The best of the inserted center double transfers (an on-cover stamp census #31)
has a relatively narrow upper left break a large mid-point bottom break and
a large upper right break. It has the weak 'H' of Dispatch and therefore is
position E. On cover, the upper right break fits census #10, 15, 28
F) The Hall Craft cover (lot 418, census #9) shows almost complete inner framelines
and very narrow breaks in the outer frames, suggesting it came from an early
printing as does the Hall sale lot 419 Levick cover (census 27). Census #22
(Lowe lot 1596 in the 3/1/73 Basle sale) also seems to show these characteristics,
but with a larger upper left corner break. All these appear to be left margin
stamps, e.g. from positions 3, 5, or 7.
(G) The Hyde cover (census #33 lot 1574 in Schwartz sale) with the two adhesives
has an almost complete inner lines all the way around although they are beginning
to break up. There are thin outer line breaks at upper left, upper right and
lower left. The Adams cover (census #36) shows similar characteristics, but
the inner framelines are more broken.
H) The illustrated Independent Philatelist cover adhesive shows no break at
either upper left or bottom midpoint. There is a thin lower left break and the
lower portion of the left inner-line is missing. (See Stimmell's Blizzard Mail
article in Penny Post.)
I) A bottom left corner position (position 9, Schwartz lot 1575) is seen on
the left of the two stamps on the Packard cover (census #5). This left stamp
is smaller than the right. It has a clear thin break at the upper left but almost
no bottom mid-point break. It is characteristically weak at lower left. The
stamp also has a medium large upper right break. The rule under Dispatch appears
doubled at the right. The Wood cover (census # 4, Schwartz lot 1578) shows traces
of another stamp at left and seems to be a bottom sheet margin example, position
9. It has only a thin break at upper left and a medium large upper right break.

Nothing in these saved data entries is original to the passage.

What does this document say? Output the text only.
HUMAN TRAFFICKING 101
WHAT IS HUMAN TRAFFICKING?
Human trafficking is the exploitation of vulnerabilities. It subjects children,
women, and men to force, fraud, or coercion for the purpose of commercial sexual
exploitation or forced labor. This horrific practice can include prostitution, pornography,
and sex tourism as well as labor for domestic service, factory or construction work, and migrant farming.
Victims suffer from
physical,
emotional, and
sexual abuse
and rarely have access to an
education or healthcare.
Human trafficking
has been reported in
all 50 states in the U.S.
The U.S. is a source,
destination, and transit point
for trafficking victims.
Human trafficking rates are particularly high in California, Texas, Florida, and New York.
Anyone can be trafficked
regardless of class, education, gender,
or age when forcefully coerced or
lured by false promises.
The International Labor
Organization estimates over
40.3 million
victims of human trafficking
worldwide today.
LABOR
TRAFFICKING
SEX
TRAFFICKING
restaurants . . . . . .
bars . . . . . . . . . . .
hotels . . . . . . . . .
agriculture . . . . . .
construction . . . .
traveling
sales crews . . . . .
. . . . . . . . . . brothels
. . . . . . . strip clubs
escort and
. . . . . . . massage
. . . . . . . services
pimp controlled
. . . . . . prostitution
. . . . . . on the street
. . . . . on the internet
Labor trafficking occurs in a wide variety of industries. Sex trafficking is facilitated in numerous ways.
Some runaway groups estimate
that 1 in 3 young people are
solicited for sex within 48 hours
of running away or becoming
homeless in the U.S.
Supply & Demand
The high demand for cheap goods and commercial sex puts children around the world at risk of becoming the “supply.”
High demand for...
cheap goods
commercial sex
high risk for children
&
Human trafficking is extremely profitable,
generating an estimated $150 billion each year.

It appears to have a small bottom break, but does have a characteristic lower
left bottom corner break. There does not appear to be any doubling of the rule
under 'Dispatch'.
(J) The heavily inked Craft cover, census #35, is the closest we have to a bottom
right corner margin example (position 10, lot 1597 in Robson Lower sale of March
1, 1973). There is a thin break at the lower left corner and only a nick at
the bottom mid-point. There is no upper right break. The top border may be somewhat
thin towards the left; any upper left break is not visible due to the cancellation.
This Craft grid killer adhesive cover has a blot between the lower inner and
outer lines. Another example of this position is census #3, the earlier Mitchell
cover which shows the thin lower left break and a wide break at upper left (obscured
by the killer on the Craft cover). It also shows another characteristic, a nick
on the underside of the top frameline over the 'C' of City.